AG cites improper defence in large judgements inherited – now saddled with unnecessary burden
Georgetown, GINA, August 18, 2016
Poor defence representation by the former administration in large lawsuits against the state, resulted in ballooned judgements that the current administration is now saddled with.
“What we have found with these cases that we have inherited is that when you actually look at the cases, little or no effort was put in to defend and represent the state in these cases,” Attorney General (AG) and Minister of Legal Affairs, Basil Williams said.
The APNU+AFC administration has inherited several large judgements from lawsuits brought against the state under the former administration.

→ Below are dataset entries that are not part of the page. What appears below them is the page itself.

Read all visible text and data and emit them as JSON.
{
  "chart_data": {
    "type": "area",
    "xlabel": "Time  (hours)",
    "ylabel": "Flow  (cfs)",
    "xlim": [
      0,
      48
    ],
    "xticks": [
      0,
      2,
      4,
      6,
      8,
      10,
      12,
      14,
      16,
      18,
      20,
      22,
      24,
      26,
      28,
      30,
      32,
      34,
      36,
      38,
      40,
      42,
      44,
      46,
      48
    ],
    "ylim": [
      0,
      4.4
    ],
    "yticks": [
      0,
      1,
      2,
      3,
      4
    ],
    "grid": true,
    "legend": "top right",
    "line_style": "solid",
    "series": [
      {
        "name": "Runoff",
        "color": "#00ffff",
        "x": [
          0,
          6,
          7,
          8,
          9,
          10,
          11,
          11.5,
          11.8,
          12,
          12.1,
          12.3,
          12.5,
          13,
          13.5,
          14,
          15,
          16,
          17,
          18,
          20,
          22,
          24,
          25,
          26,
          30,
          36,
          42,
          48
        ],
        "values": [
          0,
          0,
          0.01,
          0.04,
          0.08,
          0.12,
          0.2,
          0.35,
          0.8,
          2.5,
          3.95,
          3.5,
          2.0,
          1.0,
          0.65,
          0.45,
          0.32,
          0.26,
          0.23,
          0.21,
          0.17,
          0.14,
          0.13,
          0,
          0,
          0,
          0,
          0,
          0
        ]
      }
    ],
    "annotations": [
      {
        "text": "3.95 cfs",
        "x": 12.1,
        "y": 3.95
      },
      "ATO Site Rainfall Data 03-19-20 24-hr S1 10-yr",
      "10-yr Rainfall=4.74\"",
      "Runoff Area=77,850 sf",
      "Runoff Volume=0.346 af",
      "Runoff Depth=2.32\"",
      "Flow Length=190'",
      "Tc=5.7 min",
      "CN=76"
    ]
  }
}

The coalition government is at present in the process of paying out RUDISA Beverages, a Surinamese company after negotiating a reduction in the awarded sum.
The beverage company was awarded US$7.72M in a ruling by the Caribbean Court of Justice (CCJ) in 2014 after challenging the environmental taxes levied against it by the previous administration. The government had since negotiated a cost of US$6.22M.
AG Williams said that Cabinet has authorised the method of negotiating reduction in the judgements the government has inherited.
Williams explained that negotiations are underway in the NH International $2.8B judgement which was awarded to the Trinidadian construction company by the CCJ last year. The lawsuit was brought against the People’s Progressive Party Civic (PPPC) administration following contractual disputes in 2007.
The AG said, the cost in the NH International judgement “ought not to have ballooned into such a large amount if proper judgement had been exercised in the matter; they had no case,” the AG pointed out.
In relation to other cases, AG Williams noted that an application for an extension of time in the Dipcon Engineering Services Limited ruling is pending in the Court of Appeal. Last year, Dipcon Engineering Services Limited brought a lawsuit against the previous administration over outstanding payments. The AG lamented the fact that his chambers were unaware of this case when it took over the Legal Affairs Ministry. “Apparently Mr (Anil) Nandlall (former AG) farmed the matter out to a private practitioner,” said Williams.
Meanwhile, the AG said that government “will vigorously defend” cases against the state that it has inherited. These large judgements are a “burden on this nation, it’s a burden on the taxpayers, and the people of this nation, and this government,” the AG said.
The AG added, “The PPP must hold full responsibility for all those cases with the large judgements that were racked up.”